In 2000, China imported 10 million tonnes of soya beans. Today, imports have risen to 80 million tonnes – about 40 per cent of the world’s soya trade – and by 2025 it is expected to be 106 million. In the process, soya has overtaken maize, wheat and rice as the world’s most traded food commodity. From the farm cooperatives of Iowa and North Dakota to the smallholders in Sorriso in Brazil, wealth has been built on China’s burgeoning appetite for the nondescript green bean.
But the very success the world’s food exporters in meeting the need being created by a rising middle class of Chinese meat eaters is creating a wholly new challenge: rising worldwide reliance on food trade has created deep dependence on the road, rail and sea routes used to get farm products like soya to places like China.

This has created crucial “choke points” across the world – a total of 14 in all – where, if anything goes wrong, millions will go hungry and even starve.

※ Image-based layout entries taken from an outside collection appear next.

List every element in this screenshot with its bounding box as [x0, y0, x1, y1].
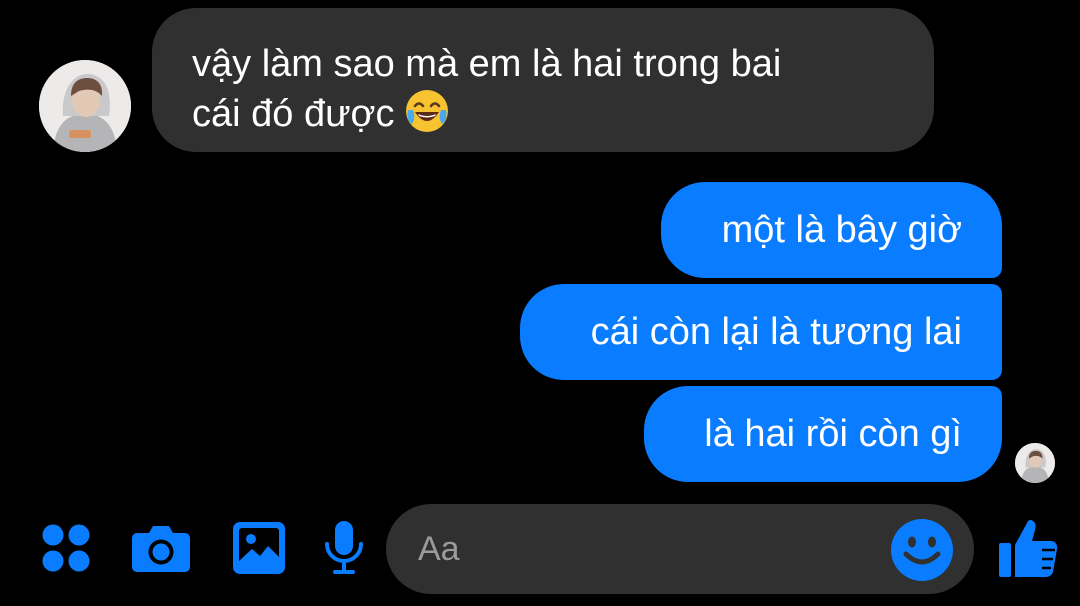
laughing-emoji-icon	[406, 90, 449, 132]
camera-button[interactable]	[128, 514, 194, 582]
message-input[interactable]	[386, 504, 876, 594]
camera-icon	[132, 526, 190, 572]
incoming-message-line-1: vậy làm sao mà em là hai trong bai	[192, 43, 782, 85]
thumbs-up-button[interactable]	[992, 514, 1064, 582]
gallery-button[interactable]	[228, 514, 290, 582]
microphone-icon	[325, 521, 363, 574]
avatar-image	[39, 60, 131, 152]
thumbs-up-icon	[999, 519, 1058, 577]
voice-message-button[interactable]	[322, 514, 366, 582]
gallery-icon	[233, 522, 285, 574]
contact-avatar[interactable]	[39, 60, 131, 152]
more-apps-button[interactable]	[36, 514, 96, 582]
emoji-icon[interactable]	[890, 518, 954, 582]
message-composer	[0, 500, 1080, 606]
outgoing-message-bubble-1[interactable]: một là bây giờ	[661, 182, 1002, 278]
chat-thread: vậy làm sao mà em là hai trong bai cái đ…	[0, 0, 1080, 606]
incoming-message-line-2: cái đó được	[192, 88, 894, 138]
message-input-container	[386, 504, 974, 594]
seen-receipt-avatar	[1015, 443, 1055, 483]
outgoing-message-bubble-2[interactable]: cái còn lại là tương lai	[520, 284, 1002, 380]
incoming-message-line-2-text: cái đó được	[192, 93, 395, 135]
more-apps-icon	[42, 524, 90, 572]
outgoing-message-bubble-3[interactable]: là hai rồi còn gì	[644, 386, 1002, 482]
incoming-message-bubble[interactable]: vậy làm sao mà em là hai trong bai cái đ…	[152, 8, 934, 152]
seen-avatar-image	[1015, 443, 1055, 483]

In a fascinating new study from Chatham House in London, which perhaps for the first time examines in detail the vulnerabilities of the world’s food supply chains, the most alarming message is not that these 14 choke points exist, but that the danger of something going wrong is extremely high – and rising by the year. They are “likely vectors and potential epicentres of systemic disruption”, the report claims.